Enfriar los alimentos cocidos rápidamente. No dejar los alimentos cocidos a temperatura ambiente por más de dos horas. Utilizar métodos de enfriamiento rápidos, como baños de hielo. Almacenar los alimentos enfriados a temperaturas seguras.
Paso 4: Servicio de Alimentos
Mantener los alimentos calientes calientes y los fríos fríos. Utilizar equipos adecuados para mantener las temperaturas. Verificar las temperaturas con regularidad. No mezclar alimentos nuevos con alimentos que ya se han servido.

Utilizar utensilios limpios para servir los alimentos. Evitar que los clientes manipulen los alimentos directamente. Proteger los alimentos de la contaminación. Mantener las áreas de servicio limpias y ordenadas.
Capacitar al personal sobre las BPM. Todos los empleados deben conocer las prácticas seguras de manipulación de alimentos. Realizar capacitaciones periódicas para reforzar los conocimientos. La capacitación continua es clave para garantizar la seguridad alimentaria.
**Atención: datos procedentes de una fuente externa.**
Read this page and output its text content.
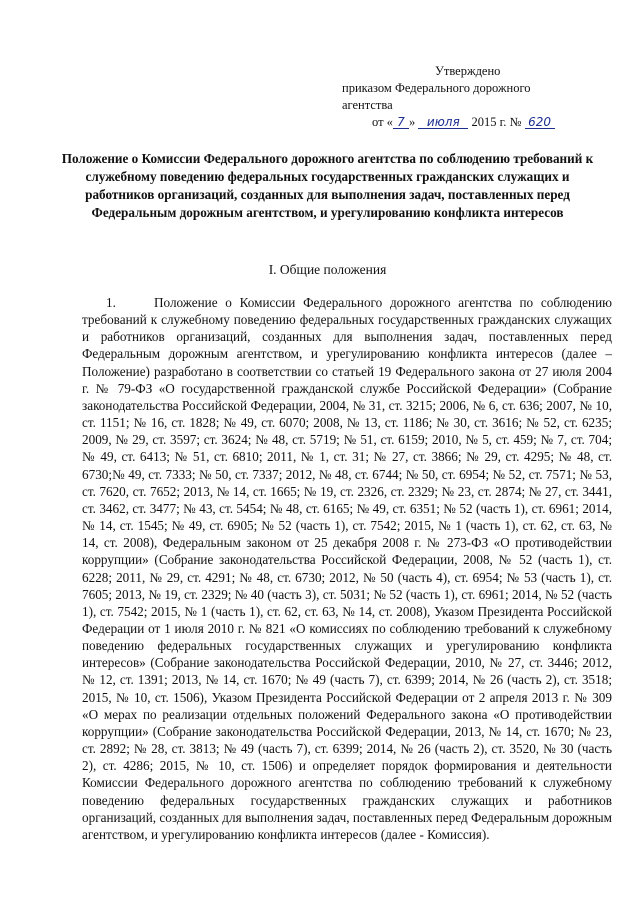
Утверждено
приказом Федерального дорожного агентства
от « 7 » июля 2015 г. № 620
Положение о Комиссии Федерального дорожного агентства по соблюдению требований к служебному поведению федеральных государственных гражданских служащих и работников организаций, созданных для выполнения задач, поставленных перед Федеральным дорожным агентством, и урегулированию конфликта интересов
I. Общие положения

1.	Положение о Комиссии Федерального дорожного агентства по соблюдению требований к служебному поведению федеральных государственных гражданских служащих и работников организаций, созданных для выполнения задач, поставленных перед Федеральным дорожным агентством, и урегулированию конфликта интересов (далее – Положение) разработано в соответствии со статьей 19 Федерального закона от 27 июля 2004 г. № 79-ФЗ «О государственной гражданской службе Российской Федерации» (Собрание законодательства Российской Федерации, 2004, № 31, ст. 3215; 2006, № 6, ст. 636; 2007, № 10, ст. 1151; № 16, ст. 1828; № 49, ст. 6070; 2008, № 13, ст. 1186; № 30, ст. 3616; № 52, ст. 6235; 2009, № 29, ст. 3597; ст. 3624; № 48, ст. 5719; № 51, ст. 6159; 2010, № 5, ст. 459; № 7, ст. 704; № 49, ст. 6413; № 51, ст. 6810; 2011, № 1, ст. 31; № 27, ст. 3866; № 29, ст. 4295; № 48, ст. 6730;№ 49, ст. 7333; № 50, ст. 7337; 2012, № 48, ст. 6744; № 50, ст. 6954; № 52, ст. 7571; № 53, ст. 7620, ст. 7652; 2013, № 14, ст. 1665; № 19, ст. 2326, ст. 2329; № 23, ст. 2874; № 27, ст. 3441, ст. 3462, ст. 3477; № 43, ст. 5454; № 48, ст. 6165; № 49, ст. 6351; № 52 (часть 1), ст. 6961; 2014, № 14, ст. 1545; № 49, ст. 6905; № 52 (часть 1), ст. 7542; 2015, № 1 (часть 1), ст. 62, ст. 63, № 14, ст. 2008), Федеральным законом от 25 декабря 2008 г. № 273-ФЗ «О противодействии коррупции» (Собрание законодательства Российской Федерации, 2008, № 52 (часть 1), ст. 6228; 2011, № 29, ст. 4291; № 48, ст. 6730; 2012, № 50 (часть 4), ст. 6954; № 53 (часть 1), ст. 7605; 2013, № 19, ст. 2329; № 40 (часть 3), ст. 5031; № 52 (часть 1), ст. 6961; 2014, № 52 (часть 1), ст. 7542; 2015, № 1 (часть 1), ст. 62, ст. 63, № 14, ст. 2008), Указом Президента Российской Федерации от 1 июля 2010 г. № 821 «О комиссиях по соблюдению требований к служебному поведению федеральных государственных служащих и урегулированию конфликта интересов» (Собрание законодательства Российской Федерации, 2010, № 27, ст. 3446; 2012, № 12, ст. 1391; 2013, № 14, ст. 1670; № 49 (часть 7), ст. 6399; 2014, № 26 (часть 2), ст. 3518; 2015, № 10, ст. 1506), Указом Президента Российской Федерации от 2 апреля 2013 г. № 309 «О мерах по реализации отдельных положений Федерального закона «О противодействии коррупции» (Собрание законодательства Российской Федерации, 2013, № 14, ст. 1670; № 23, ст. 2892; № 28, ст. 3813; № 49 (часть 7), ст. 6399; 2014, № 26 (часть 2), ст. 3520, № 30 (часть 2), ст. 4286; 2015, № 10, ст. 1506) и определяет порядок формирования и деятельности Комиссии Федерального дорожного агентства по соблюдению требований к служебному поведению федеральных государственных гражданских служащих и работников организаций, созданных для выполнения задач, поставленных перед Федеральным дорожным агентством, и урегулированию конфликта интересов (далее - Комиссия).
Paso 5: Limpieza y Desinfección
Limpiar y desinfectar todas las superficies de trabajo regularmente. Utilizar productos de limpieza y desinfección aprobados. Seguir las instrucciones del fabricante para la dilución y el uso. Prestar especial atención a las áreas de contacto con alimentos.

Lavar y desinfectar los utensilios de cocina y los equipos. Utilizar un lavavajillas o lavar a mano con agua caliente y jabón. Aclarar y secar los utensilios y equipos adecuadamente. Almacenar los utensilios y equipos limpios y secos.
Controlar las plagas. Implementar un programa de control de plagas eficaz. Mantener las áreas de almacenamiento y preparación de alimentos limpias y ordenadas. Sellar cualquier grieta o agujero que pueda permitir el acceso de plagas.
El cumplimiento de las Buenas Prácticas de Manipulación de Alimentos es un proceso continuo. Requiere compromiso y atención constante. Siguiendo estos pasos, los restaurantes pueden garantizar la seguridad alimentaria y proteger a sus clientes.